2020-10-26 11:06:48 GMT (

Oil prices fell on Monday, for the second straight day, and hit a 3-week low, amid demand concerns due to the second wave of the coronavirus, in addition to rising Libyan output, and the US increase of its drilling and exploration activities.


US crude fell 3.2% to the lowest level since October 5 at $38.44 a barrel, after opening at $39.72, and hit a session-high of $39.72, and Brent fell 2.75% to the lowest since October 5 at $40.38, after opening at $41.52, and hit a high $41.60. 


US crude lost 2.1% on Friday, and Brent futures lost 1.75%, the second daily loss in 3 due to global demand concerns.


Oil prices lost 2.5% during the last week, posting the first weekly loss in 3 weeks, as the global demand concerns offset OPEC-Plus' pledge to support the market.

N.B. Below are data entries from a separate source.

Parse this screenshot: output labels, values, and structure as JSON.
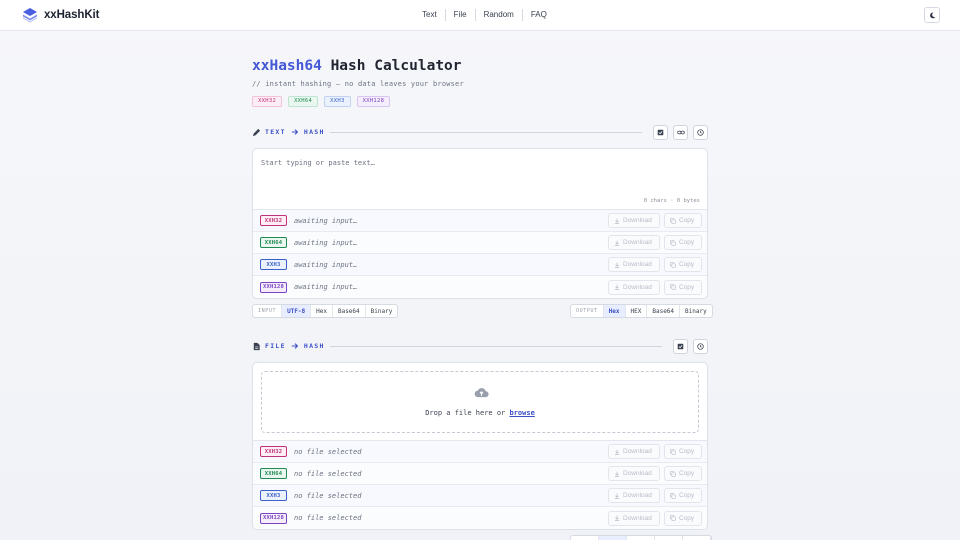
{
  "navbar": {
    "brand": "xxHashKit",
    "links": [
      "Text",
      "File",
      "Random",
      "FAQ"
    ],
    "theme_icon": "moon-icon"
  },
  "page": {
    "title_accent": "xxHash64",
    "title_rest": " Hash Calculator",
    "subtitle": "// instant hashing — no data leaves your browser",
    "badges": [
      "XXH32",
      "XXH64",
      "XXH3",
      "XXH128"
    ]
  },
  "text_section": {
    "label_from": "TEXT",
    "label_to": "HASH",
    "placeholder": "Start typing or paste text…",
    "counter": "0 chars · 0 bytes",
    "rows": [
      {
        "algo": "XXH32",
        "status": "awaiting input…"
      },
      {
        "algo": "XXH64",
        "status": "awaiting input…"
      },
      {
        "algo": "XXH3",
        "status": "awaiting input…"
      },
      {
        "algo": "XXH128",
        "status": "awaiting input…"
      }
    ],
    "download_label": "Download",
    "copy_label": "Copy",
    "input_encoding": {
      "label": "INPUT",
      "options": [
        "UTF-8",
        "Hex",
        "Base64",
        "Binary"
      ],
      "selected": "UTF-8"
    },
    "output_encoding": {
      "label": "OUTPUT",
      "options": [
        "Hex",
        "HEX",
        "Base64",
        "Binary"
      ],
      "selected": "Hex"
    }
  },
  "file_section": {
    "label_from": "FILE",
    "label_to": "HASH",
    "drop_text": "Drop a file here or ",
    "browse_label": "browse",
    "rows": [
      {
        "algo": "XXH32",
        "status": "no file selected"
      },
      {
        "algo": "XXH64",
        "status": "no file selected"
      },
      {
        "algo": "XXH3",
        "status": "no file selected"
      },
      {
        "algo": "XXH128",
        "status": "no file selected"
      }
    ],
    "download_label": "Download",
    "copy_label": "Copy"
  },
  "colors": {
    "accent": "#3b4fc6",
    "xxh32": "#c0337a",
    "xxh64": "#1f8a52",
    "xxh3": "#3b62c7",
    "xxh128": "#7b44c2"
  }
}
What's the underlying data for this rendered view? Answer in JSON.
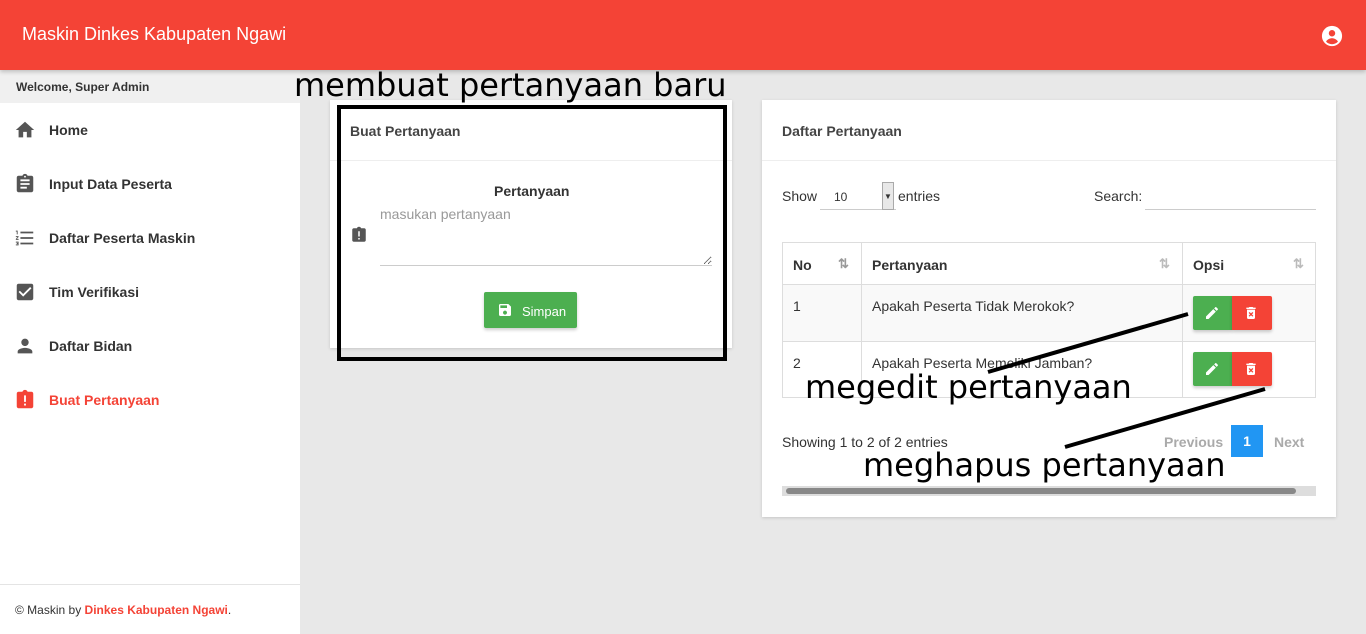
{
  "app": {
    "title": "Maskin Dinkes Kabupaten Ngawi"
  },
  "sidebar": {
    "welcome": "Welcome, Super Admin",
    "items": [
      {
        "label": "Home",
        "icon": "home-icon"
      },
      {
        "label": "Input Data Peserta",
        "icon": "assignment-icon"
      },
      {
        "label": "Daftar Peserta Maskin",
        "icon": "list-icon"
      },
      {
        "label": "Tim Verifikasi",
        "icon": "verified-icon"
      },
      {
        "label": "Daftar Bidan",
        "icon": "person-icon"
      },
      {
        "label": "Buat Pertanyaan",
        "icon": "report-icon",
        "active": true
      }
    ],
    "footer": {
      "prefix": "© Maskin by ",
      "link": "Dinkes Kabupaten Ngawi",
      "suffix": "."
    }
  },
  "form": {
    "title": "Buat Pertanyaan",
    "label": "Pertanyaan",
    "placeholder": "masukan pertanyaan",
    "save_label": "Simpan"
  },
  "list": {
    "title": "Daftar Pertanyaan",
    "show_label": "Show",
    "page_length": "10",
    "entries_label": "entries",
    "search_label": "Search:",
    "columns": [
      "No",
      "Pertanyaan",
      "Opsi"
    ],
    "rows": [
      {
        "no": "1",
        "question": "Apakah Peserta Tidak Merokok?"
      },
      {
        "no": "2",
        "question": "Apakah Peserta Memeliki Jamban?"
      }
    ],
    "info": "Showing 1 to 2 of 2 entries",
    "previous": "Previous",
    "current_page": "1",
    "next": "Next"
  },
  "annotations": {
    "create": "membuat pertanyaan baru",
    "edit": "megedit pertanyaan",
    "delete": "meghapus pertanyaan"
  },
  "colors": {
    "primary": "#f44336",
    "success": "#4caf50",
    "info": "#2196f3"
  }
}
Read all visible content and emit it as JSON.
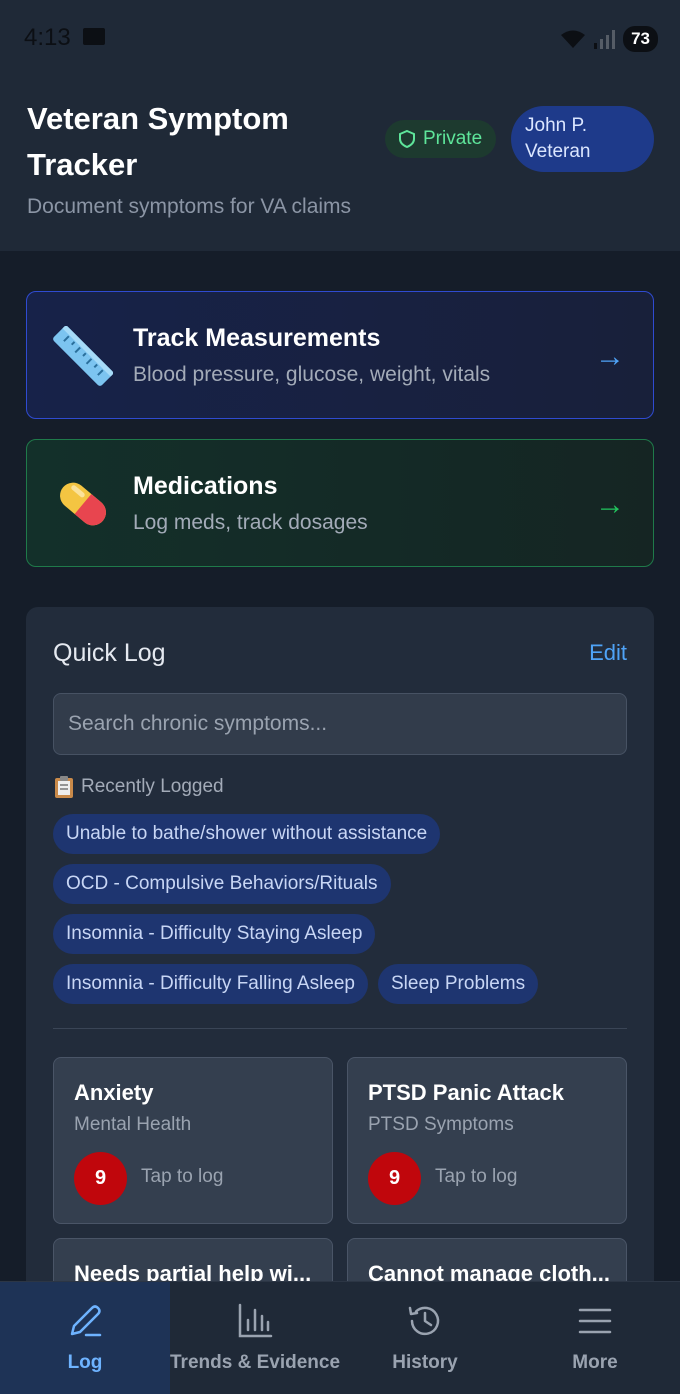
{
  "status_bar": {
    "time": "4:13",
    "battery": "73"
  },
  "header": {
    "title": "Veteran Symptom Tracker",
    "subtitle": "Document symptoms for VA claims",
    "privacy_badge": "Private",
    "user_name": "John P. Veteran"
  },
  "cards": {
    "measurements": {
      "title": "Track Measurements",
      "subtitle": "Blood pressure, glucose, weight, vitals",
      "icon": "ruler-icon",
      "arrow": "→"
    },
    "medications": {
      "title": "Medications",
      "subtitle": "Log meds, track dosages",
      "icon": "pill-icon",
      "arrow": "→"
    }
  },
  "quick_log": {
    "title": "Quick Log",
    "edit_label": "Edit",
    "search_placeholder": "Search chronic symptoms...",
    "recent_label": "Recently Logged",
    "recent_chips": [
      "Unable to bathe/shower without assistance",
      "OCD - Compulsive Behaviors/Rituals",
      "Insomnia - Difficulty Staying Asleep",
      "Insomnia - Difficulty Falling Asleep",
      "Sleep Problems"
    ],
    "symptoms": [
      {
        "name": "Anxiety",
        "category": "Mental Health",
        "count": "9",
        "tap": "Tap to log"
      },
      {
        "name": "PTSD Panic Attack",
        "category": "PTSD Symptoms",
        "count": "9",
        "tap": "Tap to log"
      },
      {
        "name": "Needs partial help wi...",
        "category": "",
        "count": "",
        "tap": ""
      },
      {
        "name": "Cannot manage cloth...",
        "category": "",
        "count": "",
        "tap": ""
      }
    ]
  },
  "nav": [
    {
      "label": "Log",
      "icon": "pencil-icon",
      "active": true
    },
    {
      "label": "Trends & Evidence",
      "icon": "bar-chart-icon",
      "active": false
    },
    {
      "label": "History",
      "icon": "history-icon",
      "active": false
    },
    {
      "label": "More",
      "icon": "menu-icon",
      "active": false
    }
  ],
  "colors": {
    "accent_blue": "#4fa3f7",
    "accent_green": "#22c55e",
    "badge_red": "#c0060c",
    "background": "#151d29"
  }
}
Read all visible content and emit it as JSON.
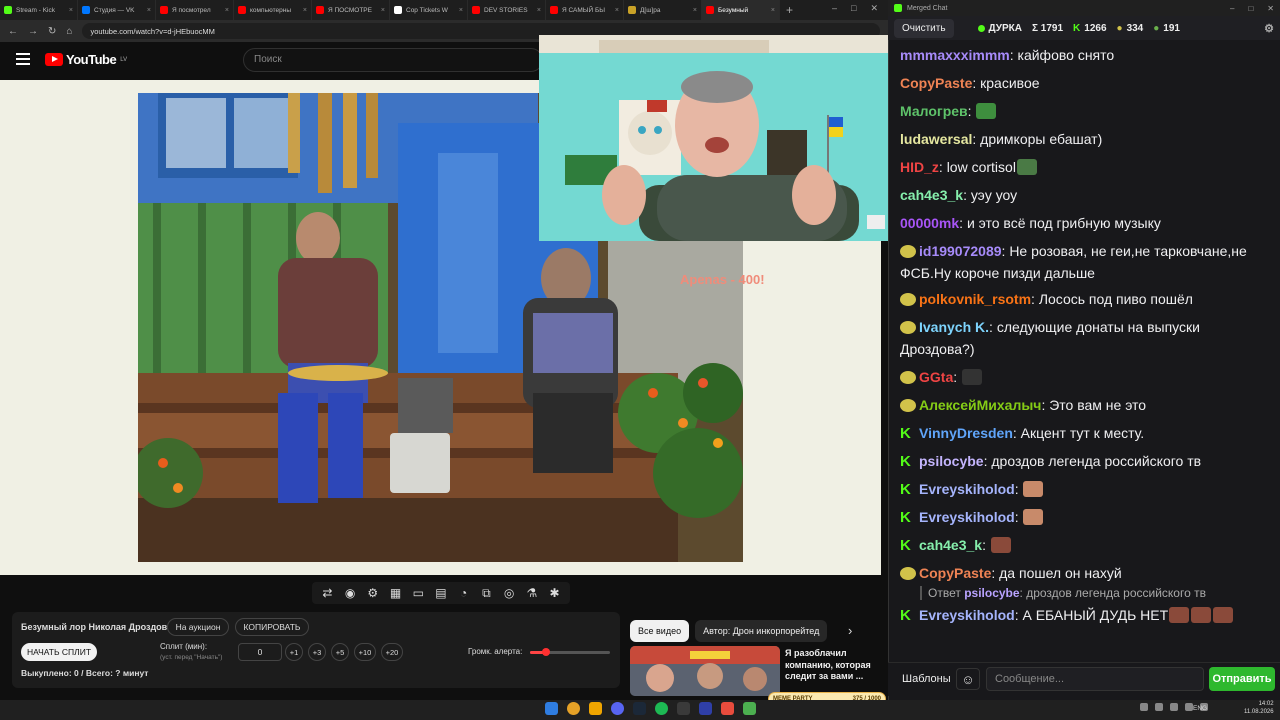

The US reported the highest number so far of new Covid-19 infections in two days on Saturday, and new cases in France rose to over 50,000 cases per day on Sunday.


The Spanish government declared a new state of emergency, and Italy ordered restaurants and bars to be closed by 6 pm.


These developments are indicators of the second wave spread, which threatens any fuel demand recovery.


The National Oil Corporation in Libya ended the oil port blockade, and said that production will reach 1 million barrels per day within a month, which is faster than expected.


Daily production in Libya jumped to about 500 thousand barrels per day, and expectations indicate that production will double by the end of the year, after the receding of the armed military conflict in the country.


Baker Hughes revealed on Friday that the US oil drilling rigs count rose 6 rigs, marking the fifth straight weekly increase.


The total operating rigs in shale oil fields rose to 211, the highest level since the week ending May 29.


The US production jumped over 47% to its all-time high at 13.1 million barrels per day since mid-2016, but following the coronavirus pandemic it stabilized around 11 bpd, which makes the US the world's largest oil producer.